Shaping the Dough and Baking the Wreath
1. Let the dough rest for 2 hours after taking out of the fridge in order to warm slightly.
2. Line a sheet pan with parchment paper.
3. Preheat oven to moderate 350°F/180°C/gas mark 4 with the oven rack on the middle shelf.
4. Punch dough down, roll into a rectangle about 16 x 24 inches (40 x 61 cms) and ¼ inch (6 mm) thick.
Starting with a long side, roll up tightly, forming a long, thin cylinder.
Transfer the cylinder roll to the sheet pan. Join the ends together, trying to overlap the layers to make the seam stronger and pinch with your fingers to make it stick, forming a large circle. You can form it around a bowl to keep the shape.
This was before I pinched it together
Using kitchen scissors, make cuts along outside of circle, in 2-inch (5 cm) intervals, cutting 2/3 of the way through the dough.
Twist each segment outward, forming a wreath shape. Mist the dough with spray oil and cover loosely with plastic wrap.
Proof for approximately 2 hours at room temperature, or until about 1½ times its original size.
Bake the stollen for 20 minutes, then rotate the pan 180 degrees for even baking and continue to bake for 20 to 30 minutes. The bread will bake to a dark mahogany color, should register 190°F/88°C in the center of the loaf, and should sound hollow when thumped on the bottom.
Transfer to a cooling rack and brush the top with melted butter while still hot.
Immediately tap a layer of powdered sugar over the top through a sieve or sifter.
Wait for 1 minute, then tap another layer over the first.
The bread should be coated generously with the powdered sugar.
Let cool at least an hour before serving. Coat the stollen in butter and icing sugar three times, since this many coatings helps keeps the stollen fresh – especially if you intend on sending it in the mail as Christmas presents!
When completely cool, store in a plastic bag. Or leave it out uncovered overnight to dry out slightly, German style.

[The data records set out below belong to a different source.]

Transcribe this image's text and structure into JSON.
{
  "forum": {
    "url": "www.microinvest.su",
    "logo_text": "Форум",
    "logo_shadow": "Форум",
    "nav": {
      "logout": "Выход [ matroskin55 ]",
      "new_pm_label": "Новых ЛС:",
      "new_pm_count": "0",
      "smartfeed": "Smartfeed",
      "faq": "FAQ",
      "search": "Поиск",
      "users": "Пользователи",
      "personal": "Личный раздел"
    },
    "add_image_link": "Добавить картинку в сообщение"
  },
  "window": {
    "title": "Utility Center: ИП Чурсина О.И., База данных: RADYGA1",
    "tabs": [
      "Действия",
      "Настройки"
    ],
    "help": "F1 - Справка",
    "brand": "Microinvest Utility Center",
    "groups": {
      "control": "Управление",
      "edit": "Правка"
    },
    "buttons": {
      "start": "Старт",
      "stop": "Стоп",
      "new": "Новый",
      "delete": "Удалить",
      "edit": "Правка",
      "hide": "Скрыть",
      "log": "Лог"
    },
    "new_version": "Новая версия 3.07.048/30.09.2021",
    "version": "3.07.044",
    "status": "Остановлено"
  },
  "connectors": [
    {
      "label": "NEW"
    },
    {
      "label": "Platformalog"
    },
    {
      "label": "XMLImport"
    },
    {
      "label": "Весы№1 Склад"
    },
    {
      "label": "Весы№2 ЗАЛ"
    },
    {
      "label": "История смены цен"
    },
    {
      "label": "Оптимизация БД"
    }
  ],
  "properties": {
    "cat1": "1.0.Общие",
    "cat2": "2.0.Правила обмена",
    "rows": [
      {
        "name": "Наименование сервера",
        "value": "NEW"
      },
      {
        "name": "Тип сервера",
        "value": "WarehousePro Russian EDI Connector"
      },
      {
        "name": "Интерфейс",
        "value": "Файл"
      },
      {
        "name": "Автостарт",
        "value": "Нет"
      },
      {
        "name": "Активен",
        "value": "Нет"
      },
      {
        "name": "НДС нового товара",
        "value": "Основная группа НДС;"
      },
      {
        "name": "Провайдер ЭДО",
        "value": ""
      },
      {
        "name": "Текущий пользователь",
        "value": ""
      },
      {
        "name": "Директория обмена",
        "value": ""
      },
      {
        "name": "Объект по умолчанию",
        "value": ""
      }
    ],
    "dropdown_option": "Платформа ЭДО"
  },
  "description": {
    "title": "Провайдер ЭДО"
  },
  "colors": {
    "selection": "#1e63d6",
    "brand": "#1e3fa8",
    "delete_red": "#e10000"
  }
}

The stollen tastes even better in a couple of days and it toasts superbly…. so delicious with butter and a cup of tea….mmmmm
The more rum and the more coatings of butter and sugar you use the longer it will store.
The following is for the recipe as written and uses the 45 mls of rum and two coatings of butter and icing sugar
1. Stollen freezes beautifully about 4 months
2. The baked stollen stores well for 2 weeks covered in foil and plastic wrap on the counter at room temperature and
3. One month in the refrigerator well covered with foil and plastic wrap.